3. There weren’t many drawbacks, but when asked, participants did mention a few disadvantages due to the lack of human presence.
Repetition
Some participants mentioned that the session was ultimately a bit more repetitive than they’d like. It was clear that AI erred towards getting deeper answers for all the questions, even when some of those questions were already answered.
No human feedback
A number of participants also pointed out that human feedback, whether explicit or implicit (e.g. facial expressions), can help direct participants and that was notably not present here. They mentioned getting cues that they’re giving the type of responses they want.
" The drawback is that I don't have a human to bounce off of. I can't see or judge whether they are understanding what I'm telling them. I can't tell whether you really understand what I'm saying, if you're getting the right ideas. With a human, I could go off with the way they look and sound, and they could give me confirmation, oh, I understand, things like that. "
Some participants clearly like the feeling they get from live human feedback. However, researchers could argue that if a moderator is giving the participant the impression that they’re on the right track, they’ve added some bias the study.
Wrap up
This post was just a taste! Check out the full report below.
These findings are certainly encouraging for Outset. It shows that our product can in fact deliver a better, deeper, and more comfortable participant experience over today’s best automated, scalable alternatives.
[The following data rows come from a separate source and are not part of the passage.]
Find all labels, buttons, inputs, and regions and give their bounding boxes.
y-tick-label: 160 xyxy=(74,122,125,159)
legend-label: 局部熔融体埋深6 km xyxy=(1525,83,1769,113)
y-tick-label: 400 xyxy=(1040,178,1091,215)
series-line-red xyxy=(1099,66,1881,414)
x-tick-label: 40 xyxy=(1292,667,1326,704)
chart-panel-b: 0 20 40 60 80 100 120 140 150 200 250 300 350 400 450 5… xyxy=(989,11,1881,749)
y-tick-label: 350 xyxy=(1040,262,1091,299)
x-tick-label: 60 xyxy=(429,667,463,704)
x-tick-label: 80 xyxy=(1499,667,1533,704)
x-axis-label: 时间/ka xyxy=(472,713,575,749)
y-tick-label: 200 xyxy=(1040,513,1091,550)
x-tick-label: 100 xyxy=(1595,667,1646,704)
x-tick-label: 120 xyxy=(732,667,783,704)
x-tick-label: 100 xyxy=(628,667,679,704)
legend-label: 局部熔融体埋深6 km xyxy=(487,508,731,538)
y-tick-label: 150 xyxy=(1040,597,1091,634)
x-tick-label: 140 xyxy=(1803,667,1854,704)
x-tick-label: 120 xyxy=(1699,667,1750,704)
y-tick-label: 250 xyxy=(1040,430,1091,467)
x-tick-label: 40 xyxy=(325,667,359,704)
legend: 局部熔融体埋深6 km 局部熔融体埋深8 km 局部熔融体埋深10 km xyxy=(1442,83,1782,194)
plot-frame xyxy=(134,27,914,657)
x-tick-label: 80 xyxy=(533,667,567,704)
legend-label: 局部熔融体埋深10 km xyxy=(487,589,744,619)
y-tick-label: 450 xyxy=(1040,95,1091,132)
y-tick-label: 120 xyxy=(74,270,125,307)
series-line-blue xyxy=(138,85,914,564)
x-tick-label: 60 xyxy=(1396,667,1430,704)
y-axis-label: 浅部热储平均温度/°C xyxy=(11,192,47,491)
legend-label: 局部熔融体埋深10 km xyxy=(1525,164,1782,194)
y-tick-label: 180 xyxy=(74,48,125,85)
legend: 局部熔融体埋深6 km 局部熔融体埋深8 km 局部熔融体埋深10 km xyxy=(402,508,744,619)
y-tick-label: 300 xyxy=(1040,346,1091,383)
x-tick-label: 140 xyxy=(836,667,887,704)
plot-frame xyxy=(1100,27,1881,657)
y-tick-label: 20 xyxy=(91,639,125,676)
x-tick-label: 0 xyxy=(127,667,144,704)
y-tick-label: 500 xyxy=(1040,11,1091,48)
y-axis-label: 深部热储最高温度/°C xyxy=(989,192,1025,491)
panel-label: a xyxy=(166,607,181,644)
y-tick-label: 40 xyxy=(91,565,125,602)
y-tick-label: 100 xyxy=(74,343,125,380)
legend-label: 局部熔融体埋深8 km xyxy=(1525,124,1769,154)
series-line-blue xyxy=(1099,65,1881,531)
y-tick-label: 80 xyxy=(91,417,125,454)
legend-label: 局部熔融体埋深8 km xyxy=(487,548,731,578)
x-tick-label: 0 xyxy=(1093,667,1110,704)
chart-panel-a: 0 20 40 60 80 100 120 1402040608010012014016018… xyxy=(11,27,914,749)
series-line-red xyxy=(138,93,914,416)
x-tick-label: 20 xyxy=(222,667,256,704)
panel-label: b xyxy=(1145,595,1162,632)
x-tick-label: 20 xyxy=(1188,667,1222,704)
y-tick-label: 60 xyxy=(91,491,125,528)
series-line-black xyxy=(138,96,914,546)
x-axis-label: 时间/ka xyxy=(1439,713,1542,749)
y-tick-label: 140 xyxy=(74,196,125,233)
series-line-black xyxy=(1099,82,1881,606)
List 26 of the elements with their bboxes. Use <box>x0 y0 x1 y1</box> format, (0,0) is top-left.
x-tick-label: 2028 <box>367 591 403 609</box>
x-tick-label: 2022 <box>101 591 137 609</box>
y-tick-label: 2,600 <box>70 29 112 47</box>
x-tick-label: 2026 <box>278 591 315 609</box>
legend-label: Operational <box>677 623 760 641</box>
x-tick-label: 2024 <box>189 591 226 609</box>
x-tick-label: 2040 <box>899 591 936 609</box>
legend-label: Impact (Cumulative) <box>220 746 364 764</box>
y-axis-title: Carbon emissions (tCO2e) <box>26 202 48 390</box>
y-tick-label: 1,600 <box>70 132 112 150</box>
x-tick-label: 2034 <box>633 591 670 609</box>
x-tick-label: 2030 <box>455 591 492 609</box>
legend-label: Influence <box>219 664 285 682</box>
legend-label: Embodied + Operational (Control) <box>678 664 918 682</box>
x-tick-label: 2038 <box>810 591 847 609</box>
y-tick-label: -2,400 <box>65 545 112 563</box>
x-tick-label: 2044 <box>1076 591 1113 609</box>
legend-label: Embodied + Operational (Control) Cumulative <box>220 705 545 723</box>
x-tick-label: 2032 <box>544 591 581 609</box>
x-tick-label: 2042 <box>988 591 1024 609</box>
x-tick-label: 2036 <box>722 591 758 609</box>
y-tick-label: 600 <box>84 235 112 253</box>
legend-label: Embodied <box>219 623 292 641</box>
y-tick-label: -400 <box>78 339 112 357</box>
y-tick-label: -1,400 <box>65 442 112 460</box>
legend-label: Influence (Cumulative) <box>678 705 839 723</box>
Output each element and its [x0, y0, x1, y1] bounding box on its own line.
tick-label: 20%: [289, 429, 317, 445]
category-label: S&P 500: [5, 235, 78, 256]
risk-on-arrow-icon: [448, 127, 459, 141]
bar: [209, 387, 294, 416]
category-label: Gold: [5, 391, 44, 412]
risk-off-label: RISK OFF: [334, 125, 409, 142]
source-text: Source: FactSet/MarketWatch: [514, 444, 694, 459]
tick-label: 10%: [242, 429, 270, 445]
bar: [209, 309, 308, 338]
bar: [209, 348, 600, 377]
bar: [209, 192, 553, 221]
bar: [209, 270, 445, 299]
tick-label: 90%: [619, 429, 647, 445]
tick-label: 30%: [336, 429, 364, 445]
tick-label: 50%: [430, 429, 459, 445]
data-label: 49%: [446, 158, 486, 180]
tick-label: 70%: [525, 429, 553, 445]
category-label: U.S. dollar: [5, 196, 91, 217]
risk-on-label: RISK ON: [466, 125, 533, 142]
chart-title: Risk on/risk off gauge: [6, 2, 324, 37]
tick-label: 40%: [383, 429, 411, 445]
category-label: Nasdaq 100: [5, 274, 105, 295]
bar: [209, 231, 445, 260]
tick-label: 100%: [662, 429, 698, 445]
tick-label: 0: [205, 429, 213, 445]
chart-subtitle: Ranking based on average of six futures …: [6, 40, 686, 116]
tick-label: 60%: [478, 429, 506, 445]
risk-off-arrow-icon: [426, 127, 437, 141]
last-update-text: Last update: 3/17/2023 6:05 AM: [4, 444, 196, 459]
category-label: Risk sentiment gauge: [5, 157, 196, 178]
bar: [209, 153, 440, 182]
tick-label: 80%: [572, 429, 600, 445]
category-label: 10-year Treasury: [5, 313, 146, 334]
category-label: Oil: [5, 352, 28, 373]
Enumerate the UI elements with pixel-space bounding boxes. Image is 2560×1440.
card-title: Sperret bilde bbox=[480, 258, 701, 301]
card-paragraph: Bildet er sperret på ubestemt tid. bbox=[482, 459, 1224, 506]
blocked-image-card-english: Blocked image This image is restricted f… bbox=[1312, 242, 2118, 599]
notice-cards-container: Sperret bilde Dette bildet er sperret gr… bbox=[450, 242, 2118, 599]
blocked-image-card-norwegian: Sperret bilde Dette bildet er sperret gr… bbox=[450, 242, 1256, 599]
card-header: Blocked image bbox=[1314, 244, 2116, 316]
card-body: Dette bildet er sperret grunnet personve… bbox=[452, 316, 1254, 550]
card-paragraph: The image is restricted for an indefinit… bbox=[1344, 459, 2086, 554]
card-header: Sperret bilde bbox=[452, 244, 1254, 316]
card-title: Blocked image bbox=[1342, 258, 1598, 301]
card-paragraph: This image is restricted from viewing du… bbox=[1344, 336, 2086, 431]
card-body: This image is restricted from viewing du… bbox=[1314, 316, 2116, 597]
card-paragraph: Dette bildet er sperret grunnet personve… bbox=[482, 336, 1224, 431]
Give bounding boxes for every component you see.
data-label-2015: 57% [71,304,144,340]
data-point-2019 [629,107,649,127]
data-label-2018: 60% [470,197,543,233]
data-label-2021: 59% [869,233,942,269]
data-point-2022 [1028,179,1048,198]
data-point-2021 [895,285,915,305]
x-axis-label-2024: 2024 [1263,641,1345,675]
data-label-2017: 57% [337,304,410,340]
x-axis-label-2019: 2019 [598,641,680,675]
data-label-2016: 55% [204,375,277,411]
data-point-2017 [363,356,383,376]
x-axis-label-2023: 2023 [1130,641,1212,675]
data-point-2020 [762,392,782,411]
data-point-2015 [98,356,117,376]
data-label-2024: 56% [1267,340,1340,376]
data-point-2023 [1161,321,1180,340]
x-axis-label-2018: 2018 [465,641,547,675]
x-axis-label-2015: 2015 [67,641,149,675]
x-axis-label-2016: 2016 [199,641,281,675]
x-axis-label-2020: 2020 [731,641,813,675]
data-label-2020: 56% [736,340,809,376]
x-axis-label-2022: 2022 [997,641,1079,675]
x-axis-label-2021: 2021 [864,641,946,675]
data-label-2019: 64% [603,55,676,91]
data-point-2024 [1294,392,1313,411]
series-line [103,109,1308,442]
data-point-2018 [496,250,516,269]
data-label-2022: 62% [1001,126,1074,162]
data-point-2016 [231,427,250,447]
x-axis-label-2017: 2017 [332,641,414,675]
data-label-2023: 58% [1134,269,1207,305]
But these findings are also interesting at a more societal level. As we are all trying to figure out how AI and humans will (and should) interact, the results here give us a glimpse into some of the opportunities and questions ahead. Those of us building AI products often ask about how we’ll ‘meet users where they are’ to make AI more approachable — but given the results of this study, I think we may vastly underrate how far along the average person is in embracing (or at least tolerating) human/AI conversation.